I employed the above method many times as a child along with several others including the Rinse Method (rinse all sauced meat of any sauce) and the Hide Method (hide offending bites under side portions of less importance – hiding bits of meat that my mom would make me eat under mashed potatoes that she hopefully wouldn’t make me eat, for example).
I love vegetables. I do. They’re crunchy, full of nutrients, and they appease my salt tooth (I rarely want sweets – I prefer salt). But Kale? I know I need to eat it because it is full of good stuff, but…sigh. Kale makes me revert back to my Kid Dinner Defense Mechanisms and the Shrink Method in particular.

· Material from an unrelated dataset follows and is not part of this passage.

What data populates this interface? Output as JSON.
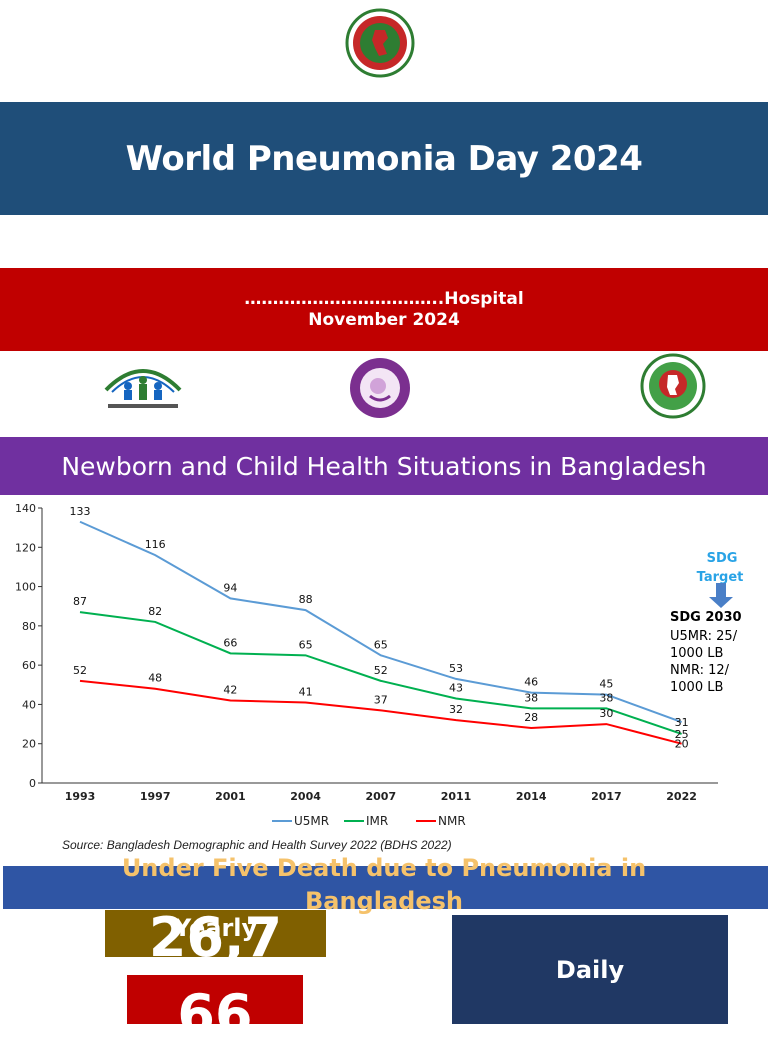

(And it’s not just me. Kale makes a lot of people revert to this method: If you own a juicer or Vitamix and you make Kale smoothies that don’t taste or feel at all like Kale, then ha! Gotcha!)

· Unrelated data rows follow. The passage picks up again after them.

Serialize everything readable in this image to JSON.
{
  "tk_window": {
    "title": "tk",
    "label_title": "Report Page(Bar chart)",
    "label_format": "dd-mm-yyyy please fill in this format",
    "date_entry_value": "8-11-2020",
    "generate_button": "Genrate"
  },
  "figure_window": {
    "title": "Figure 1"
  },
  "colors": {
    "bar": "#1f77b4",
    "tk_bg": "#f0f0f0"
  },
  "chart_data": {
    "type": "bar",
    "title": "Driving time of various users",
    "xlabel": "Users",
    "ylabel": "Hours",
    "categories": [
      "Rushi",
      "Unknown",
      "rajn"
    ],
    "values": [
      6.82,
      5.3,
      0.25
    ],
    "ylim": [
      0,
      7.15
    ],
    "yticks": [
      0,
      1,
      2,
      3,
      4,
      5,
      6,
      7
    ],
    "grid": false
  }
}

Currently, I am not the owner of a juicer or a Vitamix (but I will be soon!) so while I am researching which product to buy, I had to think of a way to ingest Kale with as little pain as possible.
Kale and Crab Salad
For the Salad:
- 1 Cup of Finely Chopped Raw Kale
- 1 Cup of Finely Chopped Raw Spinach
- 1 Cup of Finely Chopped Raw Collard Greens
- 1 Cup of Crab Meat
- Scallions or Bulb Onions
- Salt and Pepper
(You can multiply this based on the number of servings you want and change out the greens to suit your taste as well.)
For the Vinaigrette:
I have always used a variation of a recipe that I pulled off Epicurious.com years ago. I usually just do an eyeball measurement of all the ingredients, but I will be diligent here and post the link so you can get the exacts.
Of course, in true Ali recipe-tweaking fashion, I often use less oil (I use about 1/3 of a cup) than this recipe requires and I would recommend that you do the same.
- Large Mixing Bowl
- 2 Small Mixing Bowls
- Measuring Spoons and Cups for Liquid and Solid Measures
- Gather your ingredients:
- Prepare the vinaigrette according to the recipe in the link above. If you have some time, do this ahead of time and store the vinaigrette in the refrigerator to let the flavors come together. You can make the dressing up to a day ahead.

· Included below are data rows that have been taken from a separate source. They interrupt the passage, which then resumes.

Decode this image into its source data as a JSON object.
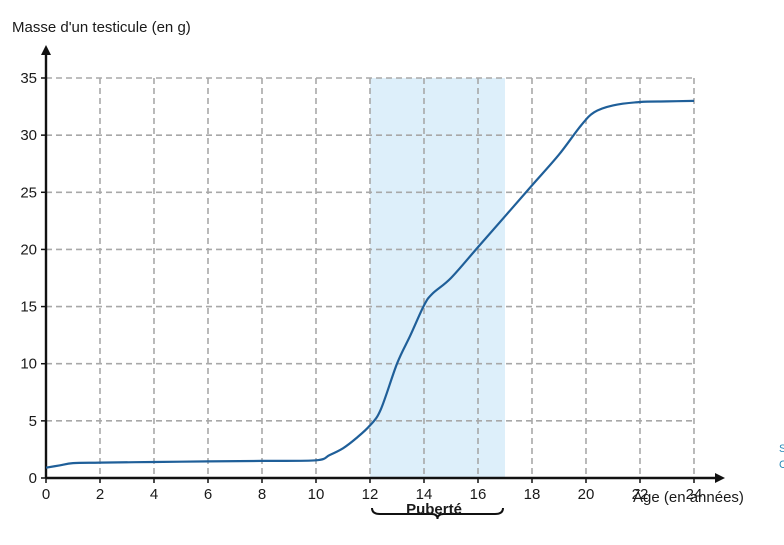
{
  "chart_data": {
    "type": "line",
    "title": "",
    "ylabel": "Masse d'un testicule (en g)",
    "xlabel": "Âge (en années)",
    "xlim": [
      0,
      24
    ],
    "ylim": [
      0,
      35
    ],
    "x_ticks": [
      0,
      2,
      4,
      6,
      8,
      10,
      12,
      14,
      16,
      18,
      20,
      22,
      24
    ],
    "y_ticks": [
      0,
      5,
      10,
      15,
      20,
      25,
      30,
      35
    ],
    "grid": true,
    "series": [
      {
        "x": [
          0,
          0.5,
          1,
          2,
          4,
          6,
          8,
          10,
          10.5,
          11,
          11.5,
          12,
          12.4,
          13,
          13.5,
          14,
          14.3,
          15,
          16,
          17,
          18,
          19,
          19.8,
          20.3,
          21,
          22,
          23,
          24
        ],
        "y": [
          0.9,
          1.1,
          1.3,
          1.35,
          1.4,
          1.45,
          1.5,
          1.55,
          2,
          2.6,
          3.5,
          4.6,
          6,
          10,
          12.5,
          15.1,
          16.1,
          17.5,
          20.2,
          22.9,
          25.6,
          28.3,
          30.8,
          32,
          32.6,
          32.9,
          32.95,
          33
        ]
      }
    ],
    "highlight": {
      "x_start": 12,
      "x_end": 17,
      "label": "Puberté",
      "color": "#ddeffa"
    },
    "line_color": "#1f5f99",
    "side_text": [
      "S",
      "C"
    ]
  }
}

- Using the mustard from the vinaigrette recipe, prepare your crab meat: put a very small (like ½ tsp.) bit of mustard into the crab meat along with ¼ of a cup or less of the green parts of your scallions. Stir this together with a touch of pepper and a hint of salt. Taste it. It should taste good to you. If it doesn’t, adjust the add-ins to your taste. Set the crab aside.
- With your scissors (yes, scissors!), cut the greens into strips:
- Combine the greens with the crab gently. The crab might turn a little green.
- Add the vinaigrette to your preference. I am one for always underdressing when it comes to salads.
- Add salt and pepper to your taste.